|
|
Three Must Have’s for Guild Longevity.
|
|
By Black Label July 2007
99% of all guilds will not survive by the 3 year mark. Most will not survive by the 6 months mark. Why is it so hard to maintain a guild past 6 months? After numerous interviews with successful guild leaders, there are three basic reasons why their guilds are successful
1) Officers
You need passionate and quality officers who have a desire to do something for the guild. Officers who want to create events, improve the guild dynamics, and increase quality membership. Officers who do not stand idle and just watch from afar or dictate. Officers who want to meet and befriend each and every member. You want officers who offer constant feedback in the officer forum with thoughts about every "bad apple", every recruit, events, pressing guild issues and related matters. Without great officers, your guild will not last. Therefore, you need to be extremely selective who your officers are. Remember to thank your officers and reward them on a job well done.
2) Quality Control
In order to run anything effective over long periods of time, quality control is needed. This is true for all management aspect of business and organized groups. You need quality control because everything is dynamic. Thing are always changing and improvements are always needed. When something doesn’t work, it needs to be changed. Some useful management tips are
- Include a monthly or bi-monthly officer meeting to discuss the pressing issues. Discuss
methods of improvement.
- A Quarterly Officer evaluation among the leaders is also important because you need to maintain
qualified staff members before you can change the guild as a whole. Officers who are no longer doing their job need to be demoted and replaced.
- Maintain quality if you remain objective. Recruits, members or officers who no longer abide to
the rules of your guild needs to be warned or changed.
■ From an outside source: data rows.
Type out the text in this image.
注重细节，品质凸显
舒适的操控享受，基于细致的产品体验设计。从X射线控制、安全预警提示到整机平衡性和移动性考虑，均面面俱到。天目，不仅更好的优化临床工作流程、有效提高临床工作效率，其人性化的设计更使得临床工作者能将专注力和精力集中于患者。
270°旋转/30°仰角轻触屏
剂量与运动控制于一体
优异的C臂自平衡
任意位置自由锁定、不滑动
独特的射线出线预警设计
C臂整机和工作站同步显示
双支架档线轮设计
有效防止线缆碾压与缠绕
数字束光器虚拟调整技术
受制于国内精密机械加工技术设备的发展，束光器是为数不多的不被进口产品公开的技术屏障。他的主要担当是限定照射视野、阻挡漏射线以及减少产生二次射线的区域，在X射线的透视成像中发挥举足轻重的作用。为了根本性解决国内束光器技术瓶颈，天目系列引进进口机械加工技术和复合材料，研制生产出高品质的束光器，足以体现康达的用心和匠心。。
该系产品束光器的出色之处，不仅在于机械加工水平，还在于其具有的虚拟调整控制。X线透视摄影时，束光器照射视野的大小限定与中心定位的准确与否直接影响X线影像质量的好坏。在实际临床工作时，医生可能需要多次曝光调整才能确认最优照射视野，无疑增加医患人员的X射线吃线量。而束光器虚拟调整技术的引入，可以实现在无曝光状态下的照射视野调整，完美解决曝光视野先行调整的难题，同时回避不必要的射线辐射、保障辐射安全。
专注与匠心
- Maintain the vision. Your guild started out with a vision and got you this far. Don’t forget why
this started in the first place.
3) Consistency and Loyalty
With any successful guild, you need loyalty, dedication and consistency. This is hard to obtain. However, with quality control and great officer, consistency will follow. Precedents that are made from past examples need to be respected and remain consistent. Members hate it when guild rules apply for one person but not another. Avoid favoritism. Remain objective. Reward your members. Be passionate about your guild and its members. Treat your members like family. Lay out the ground rules and be quick to enforce them but also be forgiving and understanding. Above all, be consistent. Then membership, loyalty and dedication will follow.